According to the New York Times, Tuesday’s board meeting was disrupted by tenant advocates and public officials protesting the proposed rent increases.  In a statement City Council Speaker Adrienne Adams said while it’s “relieving” the board did not approve the 16% increase previously debated, most New Yorkers still cannot afford the preliminary ranges.

“At a time when the City faces a housing crisis and affordability remains out of reach for too many, the board must recognize the immense economic strains that these rent increases would have on tenants,” Adams said in a statement. “As a City, we must equitably address our housing shortage and provide relief for all New Yorkers, including through the preservation of existing affordable units.”

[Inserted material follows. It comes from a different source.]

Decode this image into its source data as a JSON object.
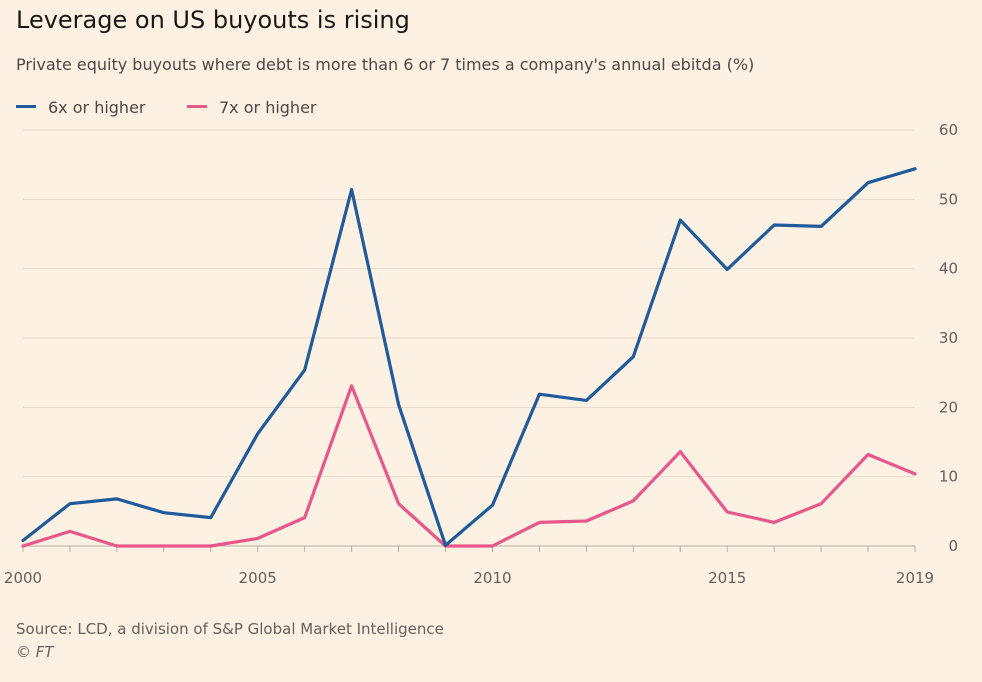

Mayor Eric Adams also released a statement following the preliminary vote that called the 7 percent increase “beyond what renters can afford and what I feel is appropriate this year.”

“I recognize that property owners face growing challenges maintaining their buildings and accessing financing to make repairs; at the same time, we simply cannot put tenants in a position where they can’t afford to make rent,” the mayor said.

“Members of the RGB are tasked with making independent decisions based on all available data. However, I hope they will look at options below the top of these preliminary ranges to strike the right balance to keep New Yorkers in their homes while providing building owners with the resources they need to provide safe, high-quality homes.”